Szef prezydenckiego Biura Polityki Międzynarodowej Marcin Przydacz spotkał się w czwartek z wiceszefem MSZ Marcinem Bosackim ws. relacji na linii Kancelaria Prezydenta-MSZ. Po spotkaniu przyszedł czas na jego podsumowanie.
Konstruktywna rozmowa. Klich? "Stanowisko negatywne"
Jak powiedział minister Przydacz, atmosfera spotkania z przedstawicielami MSZ-u była konstruktywna. Nie było rozmowy o personaliach dotyczących nominacji ambasadorskich, choć co do niektórych osób stanowisko obozu prezydenta jest niezmienne. Tak jest w przypadku kierownika placówki w USA.

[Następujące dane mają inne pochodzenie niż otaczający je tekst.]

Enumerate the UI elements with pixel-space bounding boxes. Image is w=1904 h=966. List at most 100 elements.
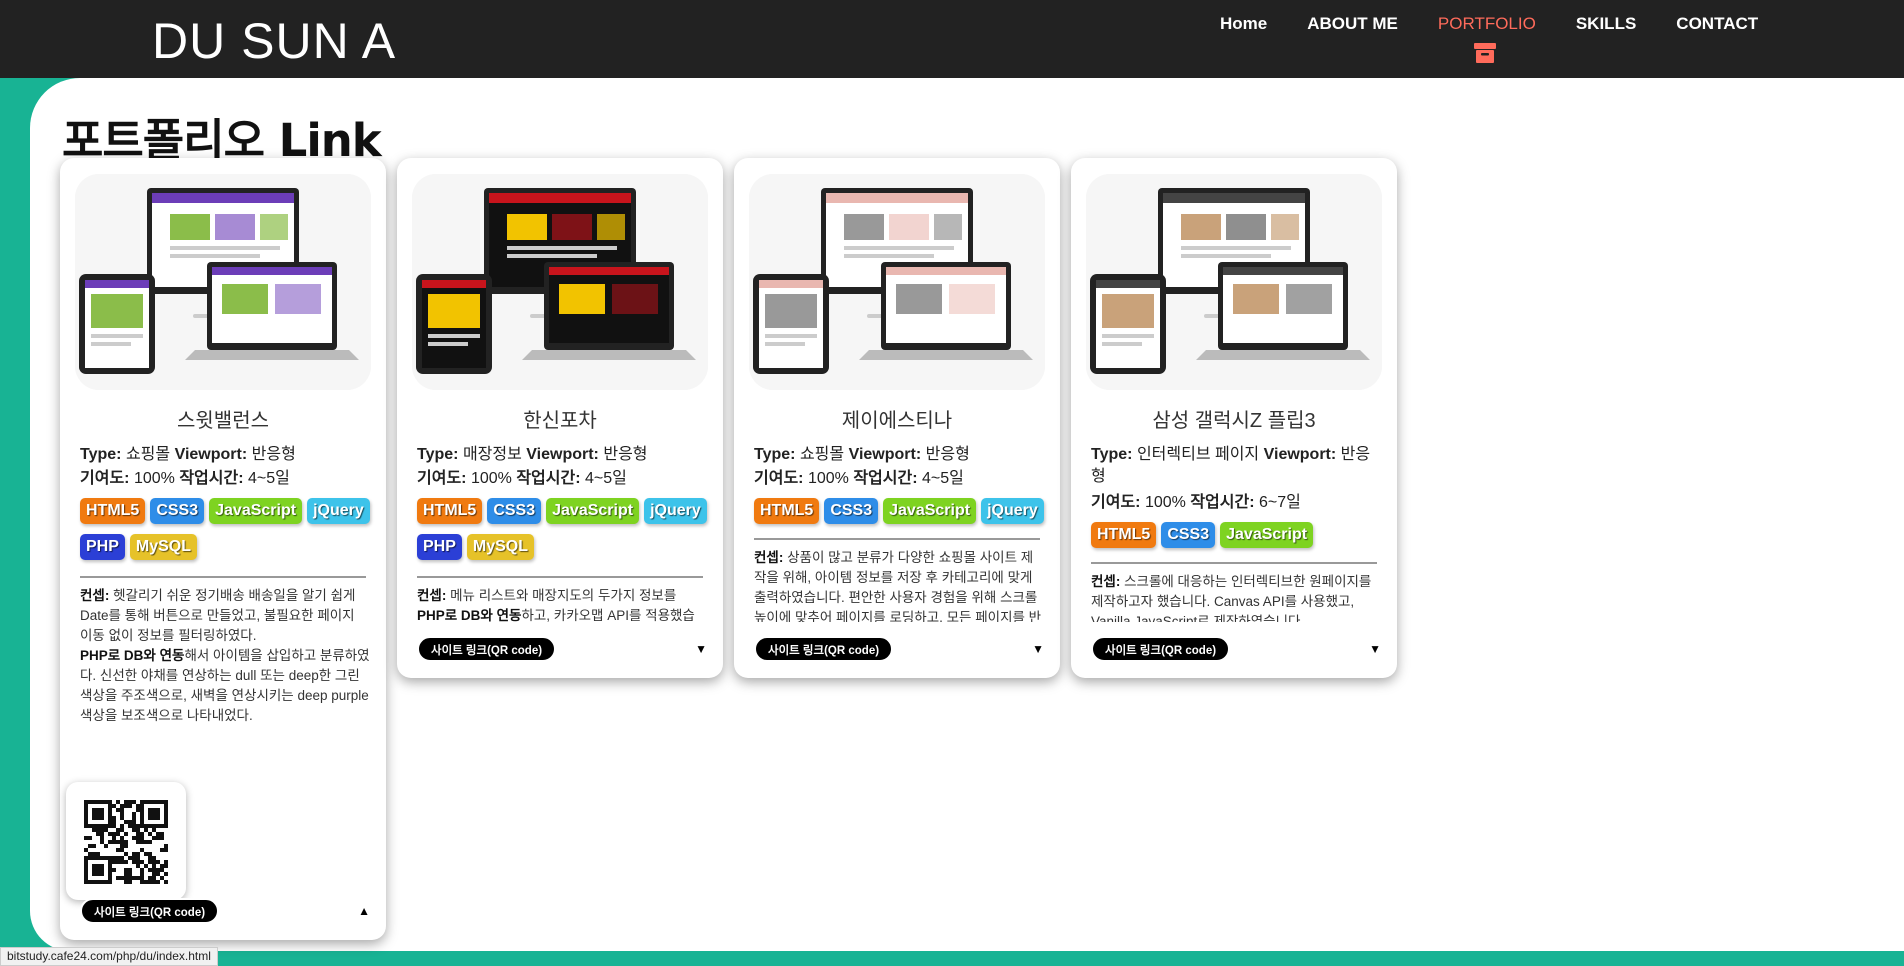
- tech-tag: PHP: [80, 534, 125, 560]
- type-label: Type:: [754, 446, 796, 463]
- site-link-button[interactable]: 사이트 링크(QR code): [80, 898, 220, 924]
- project-contrib-line: 기여도: 100% 작업시간: 4~5일: [754, 468, 964, 490]
- concept-highlight: PHP로 DB와 연동: [417, 608, 522, 622]
- concept-label: 컨셉:: [754, 550, 784, 565]
- project-title: 삼성 갤럭시Z 플립3: [1152, 410, 1316, 432]
- concept-text: 스크롤에 대응하는 인터렉티브한 원페이지를 제작하고자 했습니다. Canva…: [1091, 574, 1372, 622]
- project-description: 컨셉: 메뉴 리스트와 매장지도의 두가지 정보를 PHP로 DB와 연동하고,…: [417, 586, 707, 622]
- tech-tag-list: HTML5 CSS3 JavaScript jQuery PHP MySQL: [80, 498, 380, 570]
- site-link-button[interactable]: 사이트 링크(QR code): [417, 636, 557, 662]
- time-label: 작업시간:: [179, 470, 244, 487]
- contrib-label: 기여도:: [754, 470, 804, 487]
- divider: [754, 538, 1040, 540]
- project-description: 컨셉: 스크롤에 대응하는 인터렉티브한 원페이지를 제작하고자 했습니다. C…: [1091, 572, 1381, 622]
- tech-tag: jQuery: [307, 498, 370, 524]
- time-value: 6~7일: [1259, 494, 1301, 511]
- nav-home[interactable]: Home: [1220, 14, 1267, 34]
- concept-text: 헷갈리기 쉬운 정기배송 배송일을 알기 쉽게 Date를 통해 버튼으로 만들…: [80, 588, 356, 643]
- tech-tag: jQuery: [644, 498, 707, 524]
- nav-skills[interactable]: SKILLS: [1576, 14, 1636, 34]
- status-bar-url: bitstudy.cafe24.com/php/du/index.html: [0, 947, 218, 966]
- project-contrib-line: 기여도: 100% 작업시간: 4~5일: [80, 468, 290, 490]
- main-nav: Home ABOUT ME PORTFOLIO SKILLS CONTACT: [1220, 14, 1798, 34]
- tech-tag: HTML5: [754, 498, 820, 524]
- qr-code[interactable]: [66, 782, 186, 900]
- contrib-value: 100%: [1144, 494, 1186, 511]
- concept-text: 상품이 많고 분류가 다양한 쇼핑몰 사이트 제작을 위해, 아이템 정보를 저…: [754, 550, 1042, 622]
- contrib-label: 기여도:: [1091, 494, 1141, 511]
- tech-tag: CSS3: [824, 498, 879, 524]
- viewport-label: Viewport:: [848, 446, 922, 463]
- type-value: 매장정보: [462, 446, 522, 463]
- contrib-value: 100%: [133, 470, 175, 487]
- project-contrib-line: 기여도: 100% 작업시간: 6~7일: [1091, 492, 1301, 514]
- portfolio-card[interactable]: 한신포차 Type: 매장정보 Viewport: 반응형 기여도: 100% 작업…: [397, 158, 723, 678]
- type-value: 쇼핑몰: [125, 446, 171, 463]
- nav-contact[interactable]: CONTACT: [1676, 14, 1758, 34]
- tech-tag: HTML5: [80, 498, 146, 524]
- contrib-value: 100%: [470, 470, 512, 487]
- type-label: Type:: [417, 446, 459, 463]
- expand-arrow-icon[interactable]: ▼: [1369, 642, 1381, 656]
- tech-tag: JavaScript: [883, 498, 977, 524]
- project-description: 컨셉: 상품이 많고 분류가 다양한 쇼핑몰 사이트 제작을 위해, 아이템 정…: [754, 548, 1044, 622]
- tech-tag-list: HTML5 CSS3 JavaScript jQuery: [754, 498, 1054, 534]
- expand-arrow-icon[interactable]: ▼: [1032, 642, 1044, 656]
- portfolio-card[interactable]: 제이에스티나 Type: 쇼핑몰 Viewport: 반응형기여도: 100% 작…: [734, 158, 1060, 678]
- tech-tag: CSS3: [1161, 522, 1216, 548]
- type-label: Type:: [80, 446, 122, 463]
- portfolio-card[interactable]: 삼성 갤럭시Z 플립3 Type: 인터렉티브 페이지 Viewport: 반응형…: [1071, 158, 1397, 678]
- viewport-label: Viewport:: [174, 446, 248, 463]
- divider: [417, 576, 703, 578]
- viewport-value: 반응형: [925, 446, 970, 463]
- viewport-label: Viewport:: [526, 446, 599, 463]
- divider: [80, 576, 366, 578]
- site-header: DU SUN A Home ABOUT ME PORTFOLIO SKILLS …: [0, 0, 1904, 78]
- type-value: 쇼핑몰: [799, 446, 845, 463]
- concept-label: 컨셉:: [80, 588, 110, 603]
- collapse-arrow-icon[interactable]: ▲: [358, 904, 370, 918]
- contrib-label: 기여도:: [80, 470, 130, 487]
- concept-label: 컨셉:: [417, 588, 447, 603]
- project-type-line: Type: 인터렉티브 페이지 Viewport: 반응형: [1091, 444, 1383, 488]
- contrib-label: 기여도:: [417, 470, 467, 487]
- viewport-value: 반응형: [251, 446, 296, 463]
- concept-label: 컨셉:: [1091, 574, 1121, 589]
- site-link-button[interactable]: 사이트 링크(QR code): [754, 636, 894, 662]
- archive-box-icon: [1474, 43, 1496, 63]
- tech-tag: JavaScript: [546, 498, 640, 524]
- nav-about-me[interactable]: ABOUT ME: [1307, 14, 1398, 34]
- project-type-line: Type: 매장정보 Viewport: 반응형: [417, 444, 709, 466]
- tech-tag-list: HTML5 CSS3 JavaScript jQuery PHP MySQL: [417, 498, 717, 570]
- project-type-line: Type: 쇼핑몰 Viewport: 반응형: [80, 444, 372, 466]
- site-logo[interactable]: DU SUN A: [152, 12, 396, 70]
- viewport-value: 반응형: [603, 446, 648, 463]
- project-mockup-image: [75, 174, 371, 390]
- type-label: Type:: [1091, 446, 1133, 463]
- project-mockup-image: [1086, 174, 1382, 390]
- tech-tag: HTML5: [417, 498, 483, 524]
- portfolio-card[interactable]: 스윗밸런스 Type: 쇼핑몰 Viewport: 반응형 기여도: 100% 작업…: [60, 158, 386, 940]
- time-value: 4~5일: [922, 470, 964, 487]
- project-title: 제이에스티나: [841, 410, 953, 432]
- time-label: 작업시간:: [516, 470, 581, 487]
- expand-arrow-icon[interactable]: ▼: [695, 642, 707, 656]
- type-value: 인터렉티브 페이지: [1136, 446, 1260, 463]
- viewport-label: Viewport:: [1263, 446, 1337, 463]
- tech-tag: HTML5: [1091, 522, 1157, 548]
- project-contrib-line: 기여도: 100% 작업시간: 4~5일: [417, 468, 627, 490]
- time-label: 작업시간:: [853, 470, 918, 487]
- tech-tag-list: HTML5 CSS3 JavaScript: [1091, 522, 1391, 558]
- concept-text: 메뉴 리스트와 매장지도의 두가지 정보를: [450, 588, 677, 603]
- tech-tag: MySQL: [129, 534, 198, 560]
- time-label: 작업시간:: [1190, 494, 1255, 511]
- time-value: 4~5일: [585, 470, 627, 487]
- nav-portfolio[interactable]: PORTFOLIO: [1438, 14, 1536, 34]
- time-value: 4~5일: [248, 470, 290, 487]
- project-title: 한신포차: [523, 410, 597, 432]
- concept-highlight: PHP로 DB와 연동: [80, 648, 185, 663]
- contrib-value: 100%: [807, 470, 849, 487]
- tech-tag: CSS3: [150, 498, 205, 524]
- site-link-button[interactable]: 사이트 링크(QR code): [1091, 636, 1231, 662]
- tech-tag: PHP: [417, 534, 462, 560]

Nasze stanowisko co do tego, co do pana kierownika Bogadna Klicha jest negatywne. To nieodpowiednia kandydatura, nieodpowiednio sprawująca swój urząd. Im szybciej rząd wycofa tę kandydaturę, tym lepiej dla Polski
– powiedział minister Przydacz.
W ocenie Przydacza, dobry kandydat musi koniecznie uzyskać akceptację prezydenta, premiera i MSZ. A sytuacji Klicha nie poprawia skandal z listem prezydenta Donalda Trumpa do prezydenta Karola Nawrockiego. Z ambasady USA, zamiast do adresata, list trafił do mediów.
- Była poruszana kwestia przesyłania listu, zgodziliśmy się, włącznie z przedstawicielami MSZ, że sposób procedowania tej sprawy przez ambasadę w Waszyngtonie, był daleki od perfekcji. Mówiąc najdelikatniej - skomentował Przydacz. - Tak to nie powinno wyglądać, że o fakcie i treści listu adresowanego do prezydenta Nawrockiego w pierwszej kolejności dowiadują się zaprzyjaźnieni z kierownikiem Klichem dziennikarze. To po prostu nie jest profesjonalne - dodał.
Padło również pytanie o Włochy i tamtejszego kierownika placówki dyplomatycznej. "Opinia co do osoby Ryszarda Schnepfa, została publicznie wyrażona przez prezydenta Nawrockiego. Nic w tej sprawie się nie zmienia" - skwitował szef Biura Polityki Międzynarodowej.